Et beaucoup de monde désire ces barricades...
J'hésitais à participer à ce rassemblement à Lille. J'irai surtout pour comprendre cette différence entre lui et moi. Comprendre pourquoi il y a tant de drames et de précarité sans que la révolte éclate. J'irai pour voir où en est cette révolution dont on parle tant et qui ne vient pas.

J'ai compris que j'étais un futur bourgeois en puissance. Que même du haut de mes 400€ mensuel, je n'étais pas de sa trempe. Que si tout va bien dans mes études et dans quelques années, j'aurai probablement une paye aux alentours de 2 000€ quand lui restera dans sa "condition" ce que Mélenchon appelle le "précariat", mélange entre prolétariat et précaire.

Alors ce mépris, je l'ai surtout envers moi-même, je l'ai parce que je m'autoflagèle tout le temps. Je pensais que vivre avec 1 500 €, c'était suffisant et qu'être riche c'était mal. J'ai toujours été économe sauf sur l'alcool. Des contradictions je n'en ai jamais eu autant et je ne les ai jamais aussi mal assumées. Tout le monde n'est pas comme moi. La littérature et l'art me sauve de ma future condition de bourgeois, c'est vite dit.

Je veux démontrer une rigueur économique avec laquelle je suis né alors que de toute façon j'ai les moyens de ne pas me l'appliquer. Je suis bien beau avec de belles idées mais ça ne pèse pas lourd face à ceux qui n'ont pas le choix. Tout cela me parait fortement chrétien, une belle repentance permanente. De bien beaux sentiments, de la belle tendresse à l'égard du petit prolétariat, j'aurai dû lui dire d'aller ouvrir un bouquin de temps en temps, ou peut être lui dire qu'on n'était pas du même monde et que par conséquent je ne pouvais rien pour lui.

Je suis en mal de légitimité, je me repens tout le temps, je passe mon temps à me justifier alors qu'on ne m'a rien demandé, par peur d'être soupçonné de mal faire. Et au final on sape tout ça quand on y trouve ces contradictions. Cessons la repentance et la légitimité viendra. Savoir affirmer sans au préalable chercher de justifications "poser ses couilles" sur la table et être cash, ne plus avoir peur. Le jour où j'arriverai à sortir de cette flagellation, je serai enfin un adulte et plus un enfant timoré cherchant toutes les explications de peur d'avoir fait une grosse bêtise, ce qui m'a suivi toute ma vie au plus profond de moi sans que personne me l'ait dit de faire, c'est venu tout seul.

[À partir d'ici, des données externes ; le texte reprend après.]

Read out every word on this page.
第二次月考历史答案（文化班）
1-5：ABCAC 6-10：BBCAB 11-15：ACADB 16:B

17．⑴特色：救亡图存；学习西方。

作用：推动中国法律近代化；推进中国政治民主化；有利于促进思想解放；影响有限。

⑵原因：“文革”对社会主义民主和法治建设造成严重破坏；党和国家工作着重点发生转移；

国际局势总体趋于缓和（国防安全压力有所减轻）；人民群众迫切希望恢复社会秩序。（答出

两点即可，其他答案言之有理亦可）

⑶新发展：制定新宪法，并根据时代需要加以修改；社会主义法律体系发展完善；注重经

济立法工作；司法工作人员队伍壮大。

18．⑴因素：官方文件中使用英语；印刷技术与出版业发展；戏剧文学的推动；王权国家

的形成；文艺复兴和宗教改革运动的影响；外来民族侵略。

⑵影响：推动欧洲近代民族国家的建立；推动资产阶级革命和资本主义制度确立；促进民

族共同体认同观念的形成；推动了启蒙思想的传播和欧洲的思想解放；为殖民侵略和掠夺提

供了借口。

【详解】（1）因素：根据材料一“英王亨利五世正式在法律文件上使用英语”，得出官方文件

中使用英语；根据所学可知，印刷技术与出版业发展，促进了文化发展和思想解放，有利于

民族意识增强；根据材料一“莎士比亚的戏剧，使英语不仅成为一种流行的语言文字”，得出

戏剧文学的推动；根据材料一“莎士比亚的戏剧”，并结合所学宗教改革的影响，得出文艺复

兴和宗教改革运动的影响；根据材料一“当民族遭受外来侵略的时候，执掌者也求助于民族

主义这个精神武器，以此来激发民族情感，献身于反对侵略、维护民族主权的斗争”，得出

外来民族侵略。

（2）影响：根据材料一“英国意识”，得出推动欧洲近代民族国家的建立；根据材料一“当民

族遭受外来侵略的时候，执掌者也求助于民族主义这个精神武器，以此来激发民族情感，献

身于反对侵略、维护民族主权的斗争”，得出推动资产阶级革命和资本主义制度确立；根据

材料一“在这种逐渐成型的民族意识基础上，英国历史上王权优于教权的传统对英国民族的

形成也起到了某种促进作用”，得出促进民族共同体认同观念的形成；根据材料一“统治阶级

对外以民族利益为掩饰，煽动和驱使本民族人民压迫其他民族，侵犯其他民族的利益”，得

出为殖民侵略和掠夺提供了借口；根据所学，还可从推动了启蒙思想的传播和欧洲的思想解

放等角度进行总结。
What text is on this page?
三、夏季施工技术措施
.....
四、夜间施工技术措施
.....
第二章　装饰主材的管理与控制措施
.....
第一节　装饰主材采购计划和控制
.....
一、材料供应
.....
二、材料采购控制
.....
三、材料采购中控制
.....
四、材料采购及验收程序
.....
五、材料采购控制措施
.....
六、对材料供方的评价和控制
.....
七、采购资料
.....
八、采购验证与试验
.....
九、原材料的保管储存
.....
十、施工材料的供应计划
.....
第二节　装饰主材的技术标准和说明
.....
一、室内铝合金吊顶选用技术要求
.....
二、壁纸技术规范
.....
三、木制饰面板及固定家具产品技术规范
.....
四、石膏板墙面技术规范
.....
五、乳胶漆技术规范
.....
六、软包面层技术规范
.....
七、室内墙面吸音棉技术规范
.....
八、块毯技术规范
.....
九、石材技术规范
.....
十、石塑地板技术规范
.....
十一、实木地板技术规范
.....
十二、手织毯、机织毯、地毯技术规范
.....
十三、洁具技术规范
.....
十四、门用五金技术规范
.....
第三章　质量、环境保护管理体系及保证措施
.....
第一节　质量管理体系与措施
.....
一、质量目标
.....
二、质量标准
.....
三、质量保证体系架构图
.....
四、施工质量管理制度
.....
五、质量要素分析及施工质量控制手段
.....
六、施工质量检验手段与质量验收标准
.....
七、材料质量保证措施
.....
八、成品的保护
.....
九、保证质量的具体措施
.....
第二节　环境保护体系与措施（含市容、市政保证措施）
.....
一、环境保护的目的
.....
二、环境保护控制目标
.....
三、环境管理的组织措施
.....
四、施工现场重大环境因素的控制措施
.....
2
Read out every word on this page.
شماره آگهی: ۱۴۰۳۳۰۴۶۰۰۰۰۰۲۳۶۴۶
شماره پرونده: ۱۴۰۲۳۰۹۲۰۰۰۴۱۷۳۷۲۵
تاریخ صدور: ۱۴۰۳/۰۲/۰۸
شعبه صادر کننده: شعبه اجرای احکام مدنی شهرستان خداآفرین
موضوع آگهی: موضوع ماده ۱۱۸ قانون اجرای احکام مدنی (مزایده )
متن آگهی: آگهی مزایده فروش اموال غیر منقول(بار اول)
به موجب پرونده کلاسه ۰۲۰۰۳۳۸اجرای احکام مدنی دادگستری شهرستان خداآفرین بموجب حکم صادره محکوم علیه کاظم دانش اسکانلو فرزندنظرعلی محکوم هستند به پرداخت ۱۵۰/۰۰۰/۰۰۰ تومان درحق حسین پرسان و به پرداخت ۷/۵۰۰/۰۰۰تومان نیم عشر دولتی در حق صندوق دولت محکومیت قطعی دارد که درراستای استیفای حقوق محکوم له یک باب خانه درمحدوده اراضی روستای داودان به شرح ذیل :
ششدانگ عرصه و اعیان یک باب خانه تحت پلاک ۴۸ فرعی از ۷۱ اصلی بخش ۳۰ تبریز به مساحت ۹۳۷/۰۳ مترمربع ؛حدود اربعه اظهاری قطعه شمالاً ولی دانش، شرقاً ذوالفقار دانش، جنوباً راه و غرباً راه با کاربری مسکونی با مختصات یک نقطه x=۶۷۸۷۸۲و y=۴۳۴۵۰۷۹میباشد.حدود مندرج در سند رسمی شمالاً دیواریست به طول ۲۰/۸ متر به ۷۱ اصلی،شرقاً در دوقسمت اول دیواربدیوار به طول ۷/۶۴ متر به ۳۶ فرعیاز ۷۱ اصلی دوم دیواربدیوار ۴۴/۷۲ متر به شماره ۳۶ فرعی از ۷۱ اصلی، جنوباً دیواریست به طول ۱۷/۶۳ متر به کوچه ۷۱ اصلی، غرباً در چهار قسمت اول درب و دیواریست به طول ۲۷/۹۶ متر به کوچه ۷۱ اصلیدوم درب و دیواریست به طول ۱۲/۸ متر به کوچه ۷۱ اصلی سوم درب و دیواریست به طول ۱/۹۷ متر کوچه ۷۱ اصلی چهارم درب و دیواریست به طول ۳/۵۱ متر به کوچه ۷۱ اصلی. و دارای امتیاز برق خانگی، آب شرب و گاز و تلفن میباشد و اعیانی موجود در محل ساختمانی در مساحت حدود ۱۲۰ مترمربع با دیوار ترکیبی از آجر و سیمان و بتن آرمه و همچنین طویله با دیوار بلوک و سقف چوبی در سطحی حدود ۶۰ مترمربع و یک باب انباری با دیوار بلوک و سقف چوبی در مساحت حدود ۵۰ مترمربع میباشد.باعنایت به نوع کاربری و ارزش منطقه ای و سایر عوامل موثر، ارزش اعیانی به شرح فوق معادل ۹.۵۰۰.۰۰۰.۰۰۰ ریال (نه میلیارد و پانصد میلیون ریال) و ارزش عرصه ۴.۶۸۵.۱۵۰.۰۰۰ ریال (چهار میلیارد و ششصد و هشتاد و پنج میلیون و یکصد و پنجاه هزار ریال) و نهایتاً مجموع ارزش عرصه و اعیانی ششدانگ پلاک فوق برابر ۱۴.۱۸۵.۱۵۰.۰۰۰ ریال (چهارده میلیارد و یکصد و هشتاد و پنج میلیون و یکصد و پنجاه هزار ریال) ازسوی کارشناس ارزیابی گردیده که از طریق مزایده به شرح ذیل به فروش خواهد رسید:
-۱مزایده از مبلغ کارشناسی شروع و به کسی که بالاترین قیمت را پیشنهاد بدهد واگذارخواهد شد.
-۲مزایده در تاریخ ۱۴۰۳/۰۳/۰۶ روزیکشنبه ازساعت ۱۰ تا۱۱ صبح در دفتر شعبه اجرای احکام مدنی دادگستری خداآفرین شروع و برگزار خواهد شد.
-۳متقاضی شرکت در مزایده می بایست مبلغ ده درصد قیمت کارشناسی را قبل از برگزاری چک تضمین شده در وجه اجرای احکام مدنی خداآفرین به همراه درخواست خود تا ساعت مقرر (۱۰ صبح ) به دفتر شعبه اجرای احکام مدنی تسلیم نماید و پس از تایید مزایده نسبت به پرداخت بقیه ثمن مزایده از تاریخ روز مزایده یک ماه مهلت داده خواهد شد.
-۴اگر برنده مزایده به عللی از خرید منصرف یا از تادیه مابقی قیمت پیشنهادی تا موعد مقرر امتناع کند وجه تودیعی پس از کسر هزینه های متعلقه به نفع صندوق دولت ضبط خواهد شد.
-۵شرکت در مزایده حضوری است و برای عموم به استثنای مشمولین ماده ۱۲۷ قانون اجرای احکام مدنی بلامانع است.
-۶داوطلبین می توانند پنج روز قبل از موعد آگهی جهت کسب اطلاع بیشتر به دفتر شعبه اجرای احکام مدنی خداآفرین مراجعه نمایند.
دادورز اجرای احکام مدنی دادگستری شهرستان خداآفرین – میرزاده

Seulement voilà, entre justifications et reproches, il est difficile de sortir d'un cercle vicieux et infantilisant. J'essaye d'être enfin responsable et ça passe par des prises de décisions, elles sont dures et j'ai toujours été lâche.

Quant à ce rassemblement, je n'ai pas réussi à aller au Louvre, il était 14hoo et le prochain train était à 15h45, ça ne servait à rien d'y aller pour y rester qu'une heure. Devant Pôle Emploi, on était neuf. La révolution ne viendra pas car les bourgeois ne sont pas assez touchés.